Quantification of uranium diffusion and sorption within a geochemical gradient in the Opalinus Clay on the host rock scale

In Claystones, the storage concept for spent nuclear fuel mainly consisting of uranium is based among others on the isolation of the radionuclides within the effective containment zone due to the high retention capacity of the host rock. The transport properties are typically determined in laboratory experiments representing the host rock and for defined geochemical conditions. However, previous numerical studies have shown for the Swiss Opalinus Clay, that sorption of uranium and with that the migration are highly affected by variations in the composition of the porewater resulting from mineralogical heterogeneities.

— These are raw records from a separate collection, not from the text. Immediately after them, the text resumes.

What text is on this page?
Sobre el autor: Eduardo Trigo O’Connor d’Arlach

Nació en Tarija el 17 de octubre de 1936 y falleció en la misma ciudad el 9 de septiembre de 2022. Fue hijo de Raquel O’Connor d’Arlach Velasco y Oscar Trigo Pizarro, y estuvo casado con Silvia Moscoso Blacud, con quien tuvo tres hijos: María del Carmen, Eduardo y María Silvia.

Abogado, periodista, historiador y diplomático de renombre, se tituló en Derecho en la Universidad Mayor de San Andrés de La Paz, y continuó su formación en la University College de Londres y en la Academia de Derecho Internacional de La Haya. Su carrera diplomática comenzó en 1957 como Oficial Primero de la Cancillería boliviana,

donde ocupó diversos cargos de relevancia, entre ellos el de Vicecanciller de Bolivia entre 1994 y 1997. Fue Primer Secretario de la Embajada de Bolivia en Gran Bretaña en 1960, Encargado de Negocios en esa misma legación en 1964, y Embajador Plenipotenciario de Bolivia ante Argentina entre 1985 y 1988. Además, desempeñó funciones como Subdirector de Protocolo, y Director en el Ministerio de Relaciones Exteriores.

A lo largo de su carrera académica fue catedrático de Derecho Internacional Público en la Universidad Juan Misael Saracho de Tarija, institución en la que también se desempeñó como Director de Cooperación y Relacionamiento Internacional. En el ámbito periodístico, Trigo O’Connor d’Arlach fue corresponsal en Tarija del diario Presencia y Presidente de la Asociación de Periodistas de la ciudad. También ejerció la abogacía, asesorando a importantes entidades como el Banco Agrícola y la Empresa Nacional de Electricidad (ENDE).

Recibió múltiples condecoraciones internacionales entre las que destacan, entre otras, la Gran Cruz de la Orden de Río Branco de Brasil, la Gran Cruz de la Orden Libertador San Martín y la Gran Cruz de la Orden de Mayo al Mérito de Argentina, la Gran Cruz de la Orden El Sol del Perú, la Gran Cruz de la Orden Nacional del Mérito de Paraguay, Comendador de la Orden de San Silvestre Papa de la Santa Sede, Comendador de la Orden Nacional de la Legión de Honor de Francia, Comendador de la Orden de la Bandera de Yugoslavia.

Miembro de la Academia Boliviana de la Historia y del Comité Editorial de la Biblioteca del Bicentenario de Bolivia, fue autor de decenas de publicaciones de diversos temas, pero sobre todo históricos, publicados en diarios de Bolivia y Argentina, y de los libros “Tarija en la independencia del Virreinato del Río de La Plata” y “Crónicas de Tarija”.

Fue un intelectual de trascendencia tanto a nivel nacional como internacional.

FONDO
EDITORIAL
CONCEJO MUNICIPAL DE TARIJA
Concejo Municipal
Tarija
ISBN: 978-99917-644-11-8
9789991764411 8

The hydro-geological system of the Opalinus Clay is characterized by a 210 m thick, low permeable section embedded between aquifers. The porewater components of the low permeable section show an asymmetric geochemical gradient towards the aquifers due to diffusive exchange over several million years between them. By modelling the past history of the porewater based on multi-component diffusion simulations, we quantify uranium migration for one million years considering the changing geochemical conditions as a result of the hydro-geological system. Our results show, that uranium is retained within the theoretical effective containment zone and adjacent aquifers are not reached. Consequently, a clay rock with a thickness > 100 m in a geochemical and mineralogical framework like the Opalinus Clay would be a suitable host rock for the storage of uranium from spent fuel.